Chetty, Runjan; Capo-Chichi, Jose-Mario; Serra, Stefano.
Afiliação
  • Chetty R; Department of Anatomical Pathology, Laboratory Medicine Program, University Health Network and University of Toronto, Toronto, ON, Canada.
  • Capo-Chichi JM; Department of Clinical Laboratory Genetics, Laboratory Medicine Program, University Health Network and University of Toronto, Toronto, ON, Canada.
  • Serra S; Department of Anatomical Pathology, Laboratory Medicine Program, University Health Network and University of Toronto, Toronto, ON, Canada.
Histopathology ; 75(2): 247-253, 2019 Aug.
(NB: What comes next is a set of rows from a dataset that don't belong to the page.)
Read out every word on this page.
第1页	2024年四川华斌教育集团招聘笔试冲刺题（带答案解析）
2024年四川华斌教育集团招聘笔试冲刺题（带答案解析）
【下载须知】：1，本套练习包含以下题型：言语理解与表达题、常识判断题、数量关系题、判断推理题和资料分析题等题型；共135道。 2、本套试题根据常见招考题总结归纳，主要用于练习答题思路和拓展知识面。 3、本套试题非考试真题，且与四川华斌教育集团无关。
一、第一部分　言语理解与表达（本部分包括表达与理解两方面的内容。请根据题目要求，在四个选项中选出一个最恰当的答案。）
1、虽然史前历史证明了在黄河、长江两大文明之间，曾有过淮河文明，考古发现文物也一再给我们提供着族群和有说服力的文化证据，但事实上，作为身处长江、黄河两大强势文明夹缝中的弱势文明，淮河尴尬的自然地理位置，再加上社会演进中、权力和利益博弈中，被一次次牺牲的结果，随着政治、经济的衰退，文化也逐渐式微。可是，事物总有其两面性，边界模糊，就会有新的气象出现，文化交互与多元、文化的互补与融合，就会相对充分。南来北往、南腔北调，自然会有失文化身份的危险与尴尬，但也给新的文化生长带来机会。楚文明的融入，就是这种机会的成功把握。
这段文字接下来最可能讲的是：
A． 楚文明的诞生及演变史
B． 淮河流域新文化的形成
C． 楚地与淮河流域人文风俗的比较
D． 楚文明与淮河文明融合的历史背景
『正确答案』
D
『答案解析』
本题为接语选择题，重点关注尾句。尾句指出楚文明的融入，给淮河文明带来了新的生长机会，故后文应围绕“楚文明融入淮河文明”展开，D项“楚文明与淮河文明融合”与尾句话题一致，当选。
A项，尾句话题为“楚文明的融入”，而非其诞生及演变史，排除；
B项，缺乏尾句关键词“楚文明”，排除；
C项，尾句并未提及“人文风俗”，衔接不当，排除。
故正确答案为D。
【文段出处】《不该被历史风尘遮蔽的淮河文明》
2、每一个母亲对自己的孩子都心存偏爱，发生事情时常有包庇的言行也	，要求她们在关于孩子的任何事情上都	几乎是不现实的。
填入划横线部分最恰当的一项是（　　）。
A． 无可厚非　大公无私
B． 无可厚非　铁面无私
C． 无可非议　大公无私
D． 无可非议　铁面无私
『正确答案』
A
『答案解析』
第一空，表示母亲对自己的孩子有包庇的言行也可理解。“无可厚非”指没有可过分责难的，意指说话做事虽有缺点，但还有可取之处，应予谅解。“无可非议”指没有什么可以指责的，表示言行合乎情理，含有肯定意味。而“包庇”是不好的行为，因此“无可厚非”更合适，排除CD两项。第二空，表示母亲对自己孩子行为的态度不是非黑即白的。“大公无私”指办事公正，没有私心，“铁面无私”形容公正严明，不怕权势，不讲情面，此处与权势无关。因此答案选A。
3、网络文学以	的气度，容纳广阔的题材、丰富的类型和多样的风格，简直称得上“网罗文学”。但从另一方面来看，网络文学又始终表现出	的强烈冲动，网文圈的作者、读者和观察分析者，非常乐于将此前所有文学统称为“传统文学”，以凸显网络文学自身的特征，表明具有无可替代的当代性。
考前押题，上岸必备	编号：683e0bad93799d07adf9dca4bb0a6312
Article em En | MEDLINE | ID: mdl-30990915
AIMS: Pure large-cell neuroendocrine carcinoma (LCNEC) is an uncommon but well-recognised primary tumour of the colorectum. It is characterised by large cells organised in a discernible neuroendocrine pattern with >20 mitoses per 10 high-power fields (HPFs), and/or a Ki67 index of >20%, and coagulative tumour necrosis is invariably present. These features are supplemented by positivity for neuroendocrine immunohistochemical markers. The aim of this study was to highlight three primary LCNECs of the colorectum. METHODS AND RESULTS: All three patients were elderly females, aged 79, 85 and 89 years, who presented with ascending colon (two) tumours and a rectal tumour. All three tumours were large, ulcerated, polypoid masses (85, 76 and 55 mm; average size 72 mm) and were pT3N2. Histologically, the tumours were composed of packets and nests of cells with rosettes; other areas were in sheets composed of large cells. The mitotic counts were 23/10 HPFs, 27/10 HPFs and 24/10 HPFs, respectively. There was no mucosal dysplasia, precursor adenoma or associated adenocarcinoma component. All cases contained mainly peritumoral lymphoid aggregates, with smaller numbers of intratumoral lymphocytes. Synaptophysin, chromogranin (less intensely) and epithelial markers were expressed in all cases in the majority of the tumour cells. The Ki67 proliferative indices were 95%, 100%, and 80%, respectively. Two patients survived for 48 and 72 months, whereas the third is alive after 12 months without evidence of recurrence. CONCLUSIONS: These unusual primary colorectal LCNECs with an accompanying lymphoid component are characterised by loss of MLH1/PMS2, BRAF mutation, microsatellite instability, and Epstein-Barr virus negativity. The patients also have better overall survival than those with LCNECs lacking an accompanying lymphoid component.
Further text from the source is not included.